Di Timor Timur peranan ayah dan ibu baptis lebih menonjol. Tanggung jawab Madrinha--dibaca Madrinya--dan Padrinha (padrinya) tidak cuma mencakup hal-hal rohani tapi hingga menanggung biaya hidup anak seraninya. Meski begitu, tak jarang pemilihan orang tua baptis semata untuk mempererat hubungan orang tua si anak. Bukan memperhatikan kebutuhan anak. Banyak anak yang tidak mengenal baik orang tua baptisnya dan sebaliknya. Orang tua baptis cuma jadi pajangan kemudian bubar jalan setelah di luar gereja, hiks.
Sebagai Mama Ani (suit suit) aku ingin mereka rajin ke gereja, bukan cuma ke Sekolah Minggu saja. Mengajak mereka ke gereja mula-mula tidak menyenangkan. Bisa bikin pasaran jatuh :) Apalagi mendengar komentar seperti tadi itu, "Ya, dia sudah punya anak!"
Sudah begitu, tiga anak baptisku ini bukan tipe anak yang suka duduk tenang. Aksi mereka kerap membuat umat lain terganggu. Nggak enak juga sih. Tapi, bagaimana ya, aku ingin mereka happy juga di rumah Tuhan.
Belakangan aku malah senang menggandeng mereka ke gereja. Bahkan, Moses kecilku juga sudah lumayan dikenal. Dia kerap disapa oleh ibu atau anak kecil yang tidak dikenalnya. Mungkin mereka lucu mendengar cara dia menyanyikan lagu Bapa Kami. Dia sering bernyanyi lebih lambat dari umat. Mana suaranya bertenaga lagi.
Kadang-kadang nggak enak juga sama umat yang lain. Ketika yang lain berdoa, mereka malah asyik bertanya tentang banyak hal dengan suara selalu kencang. Ditambah lagi dengan adegan berantem karena berebut sesuatu. Tiba-tiba bilang haus, mau pipis, memukul-mukul bangku, dan bergaya aneh-aneh. Sekali waktu Moses berdiri dengan tangan terentang cukup lama. Setelah aku dekati ternyata dia bilang sedang disalib sambil memandang patung salib Yesus.

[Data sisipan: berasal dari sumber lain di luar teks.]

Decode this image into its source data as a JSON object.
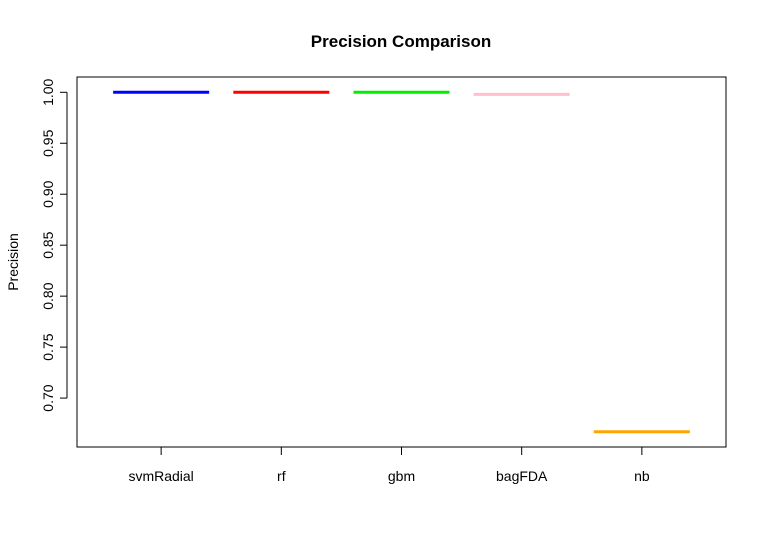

Lama-lama aku terbiasa dengan aksi mereka. Aku bisa khusyuk di antara berbagai aktivitas anak seraniku ini. Aku baru bergerak jika ulah mereka sudah keterlaluan. Aku pernah memarahi Nera kecilku karena mondar-mandir di setiap bangku sepanjang misa. Sudah begitu mulutnya komat-kamit. Beberapa kali ibu yang duduk di depanku menoleh ke belakang untuk memelototi Nera. Tapi jawaban polos Nera justru membuat aku tak berdaya. "Memangnya ini rumah siapa?"
Aku berharap dan berusaha menjadi Madrinha yang minimal penuh kasih seperti Mama Aniku. Sebab, anak-anak baptisku ini memberi banyak hal dahsyat dalam hidupku. Gara-gara mereka juga aku memberikan Pendalaman Alkitab Anak (PAA). Sebab, aku ingin mereka mengenal kasih Yesus sejak kecil. Dan, betapa beruntungnya aku karena ketiga malaikatku ini membuka lebar kesempatan itu.